UNC experts will work with six National Science Foundation-supported consortia that will use the new data infrastructure. They are:

• The Ocean Observatories Initiative (OOI), a program led by the University of California at San Diego and the Scripps Institution of Oceanography, which uses data from environmental sensors to study the ocean and seafloor.
• The Consortium of Universities for Advancement of Hydrologic Science Inc., a University of South Carolina-led organization that works to advance water science.
• Cyber-Infrastructure-Based Engineering Repositories for Undergraduates, an initiative led by Drexel University, which uses digital design repositories to enhance engineering instruction and learning.
• The iPlant Collaborative, a University of Arizona-led project developing an integrated cyberinfrastructure to advance studies of plant biology.
• The UNC Odum Institute for Research in Social Science, which focuses on teaching and research in the social sciences.
• The Temporal Dynamics of Learning Center, based at the University of California at San Diego, which studies the role of time and timing in learning to improve educational practices.

At Arizona State University, consortium researchers will collaborate on policy-based data management systems.

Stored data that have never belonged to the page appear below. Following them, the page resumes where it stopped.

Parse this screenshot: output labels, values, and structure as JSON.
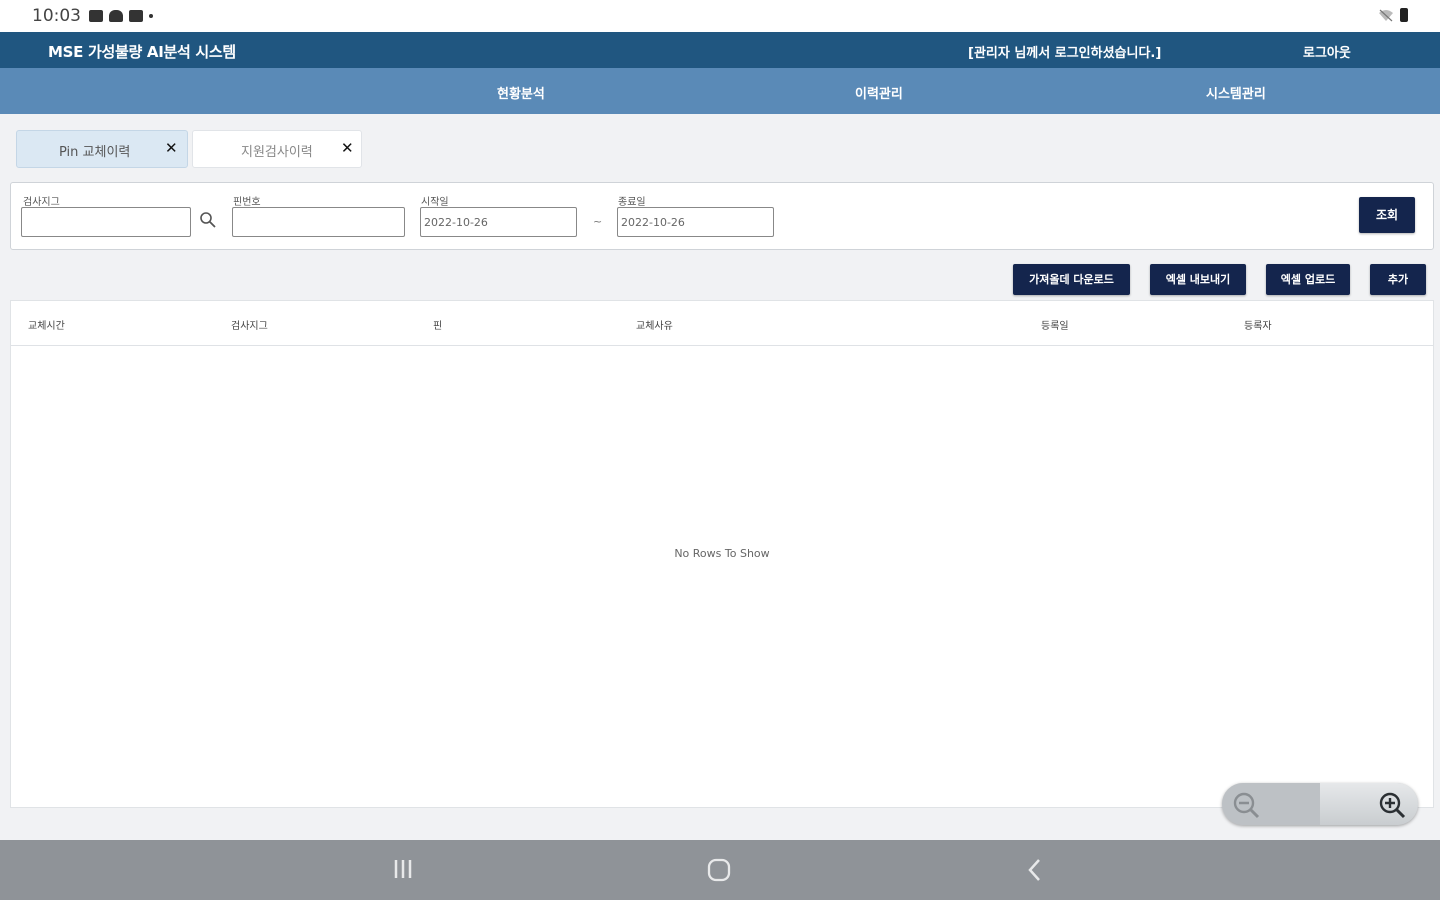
{
  "status_bar": {
    "time": "10:03"
  },
  "header": {
    "app_title": "MSE 가성불량 AI분석 시스템",
    "login_message": "[관리자 님께서 로그인하셨습니다.]",
    "logout_label": "로그아웃"
  },
  "nav": {
    "items": [
      {
        "label": "현황분석"
      },
      {
        "label": "이력관리"
      },
      {
        "label": "시스템관리"
      }
    ]
  },
  "tabs": [
    {
      "label": "Pin 교체이력"
    },
    {
      "label": "지원검사이력"
    }
  ],
  "search": {
    "fields": [
      {
        "label": "검사지그",
        "value": ""
      },
      {
        "label": "핀번호",
        "value": ""
      },
      {
        "label": "시작일",
        "value": "2022-10-26"
      },
      {
        "label": "종료일",
        "value": "2022-10-26"
      }
    ],
    "separator": "~",
    "query_button": "조회"
  },
  "actions": {
    "template_download": "가져올데 다운로드",
    "excel_export": "엑셀 내보내기",
    "excel_upload": "엑셀 업로드",
    "add": "추가"
  },
  "table": {
    "columns": [
      "교체시간",
      "검사지그",
      "핀",
      "교체사유",
      "등록일",
      "등록자"
    ],
    "empty_message": "No Rows To Show"
  },
  "colors": {
    "header_bg": "#205680",
    "nav_bg": "#5a8ab7",
    "button_bg": "#14254d",
    "active_tab_bg": "#dbe8f3"
  }
}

Duke University researchers will develop education and outreach initiatives to broaden the consortium’s impact.

“We see this as the first step to building a data infrastructure that will accommodate collaborative research, new educational approaches and innovative problem solving in academic institutions, in federal agencies and across national boundaries,” said Reagan Moore, Ph.D., the consortium’s principal investigator and School of Information and Library Science professor and scientist with the Renaissance Computing Institute. “The infrastructure we develop will address all stages in the community-based data collection lifecycle, from initial collection formation for a single project, to shared collections across institutions, to formation of data processing pipelines, to publication and long term preservation.”

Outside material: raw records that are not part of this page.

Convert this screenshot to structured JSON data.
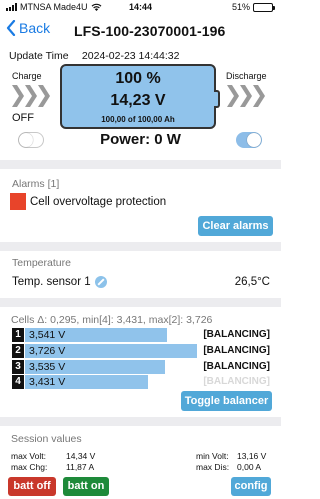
{
  "status_bar": {
    "carrier": "MTNSA Made4U",
    "time": "14:44",
    "battery_pct": "51%",
    "battery_level": 0.51
  },
  "nav": {
    "back_label": "Back",
    "title": "LFS-100-23070001-196"
  },
  "update": {
    "label": "Update Time",
    "value": "2024-02-23 14:44:32"
  },
  "battery": {
    "charge_label": "Charge",
    "discharge_label": "Discharge",
    "percent": "100 %",
    "voltage": "14,23 V",
    "capacity": "100,00 of 100,00 Ah",
    "charge_state": "OFF",
    "charge_on": false,
    "discharge_on": true,
    "power": "Power: 0 W"
  },
  "alarms": {
    "title": "Alarms [1]",
    "items": [
      "Cell overvoltage protection"
    ],
    "clear_label": "Clear alarms",
    "alarm_color": "#e8442a"
  },
  "temperature": {
    "title": "Temperature",
    "sensor_label": "Temp. sensor 1",
    "sensor_value": "26,5°C"
  },
  "cells": {
    "title": "Cells Δ: 0,295, min[4]: 3,431, max[2]: 3,726",
    "items": [
      {
        "num": "1",
        "voltage": "3,541 V",
        "status": "[BALANCING]",
        "fill": 0.58,
        "faded": false
      },
      {
        "num": "2",
        "voltage": "3,726 V",
        "status": "[BALANCING]",
        "fill": 0.7,
        "faded": false
      },
      {
        "num": "3",
        "voltage": "3,535 V",
        "status": "[BALANCING]",
        "fill": 0.57,
        "faded": false
      },
      {
        "num": "4",
        "voltage": "3,431 V",
        "status": "[BALANCING]",
        "fill": 0.5,
        "faded": true
      }
    ],
    "toggle_label": "Toggle balancer"
  },
  "session": {
    "title": "Session values",
    "max_volt_label": "max Volt:",
    "max_volt_value": "14,34 V",
    "min_volt_label": "min Volt:",
    "min_volt_value": "13,16 V",
    "max_chg_label": "max Chg:",
    "max_chg_value": "11,87 A",
    "max_dis_label": "max Dis:",
    "max_dis_value": "0,00 A"
  },
  "footer": {
    "batt_off": "batt off",
    "batt_on": "batt on",
    "config": "config"
  },
  "colors": {
    "accent": "#51a8d8",
    "battery_fill": "#90c3eb",
    "ios_blue": "#1a7be3",
    "batt_off": "#c9382b",
    "batt_on": "#1e8a3a"
  }
}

Co-principal investigators of the project include: Dr. Arcot Rajasekar, SILS professor and research scientist at RENCI; Dr. John Orcutt, OOI; Dr. William C. Regli, Ciber-U, Drexel University; and Dr. Jonathan Goodall, CUAHSI, University of South Carolina.

tibbo  Cal Lee 

Photos from left to right, Dr. Helen Tibbo, Dr. Richard Marciano and Dr. Christopher Lee

SILS faculty are a critical part of the team determining information needs of the science partners for the development of the iRods system included in the DataNet project. They include Dr. Helen Tibbo, alumni distinguished professor, and Dr. Christopher (Cal) Lee, associate professor, senior personnel on the project who will lead the Policy and Standards Community of Practice, charged with identifying the practices and needs of the scientific groups, and identify associated requirements for policies and processes.  Dr. Richard Marciano, professor, leads development of sustainability mechanisms for data collections.

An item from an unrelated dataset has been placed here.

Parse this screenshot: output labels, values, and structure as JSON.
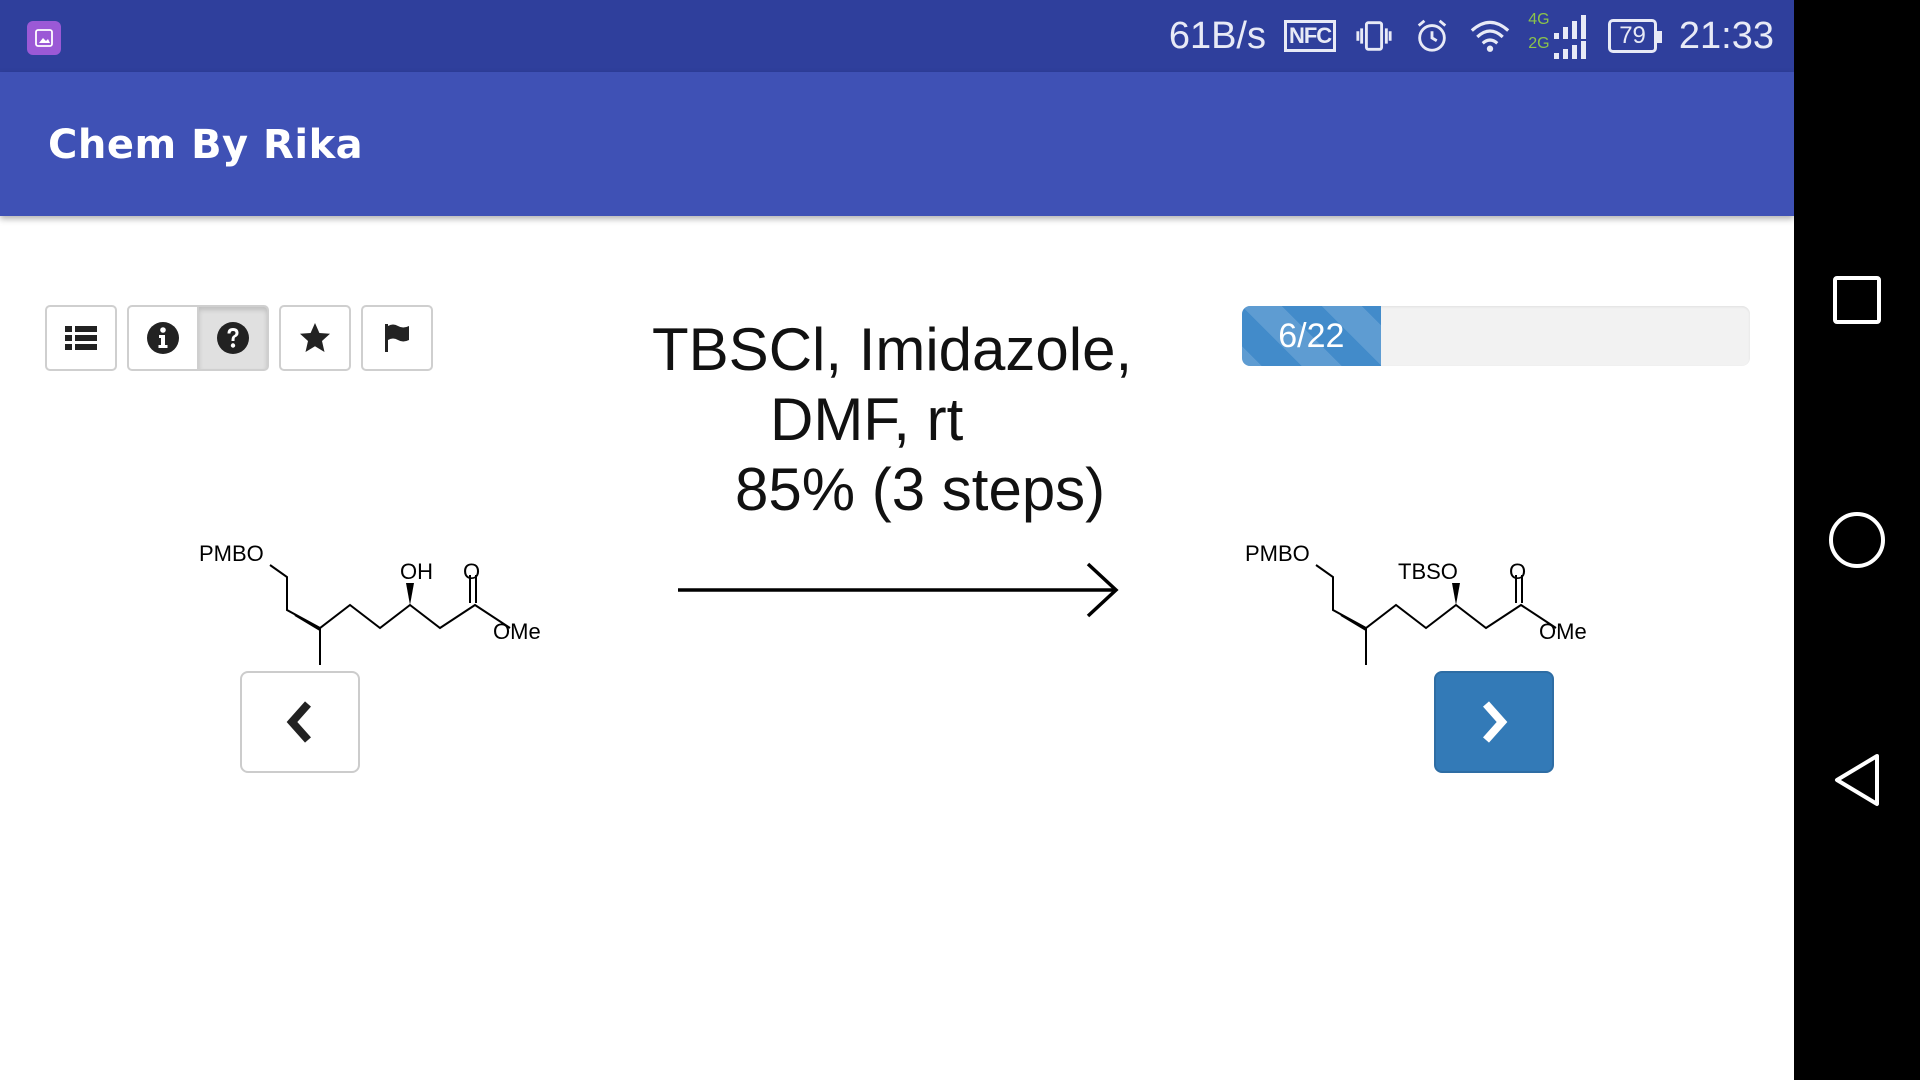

During the first 18 months of the grant, the consortium will focus on federating the data management cyberinfrastructure for the OOI, CUASHI and CIBER-U. The work will include identifying federation requirements, integrating existing data management systems, deploying a federation hub and developing policies and procedures for data sharing so that the data collections of these research communities can become the foundation of a national data cyberinfrastructure.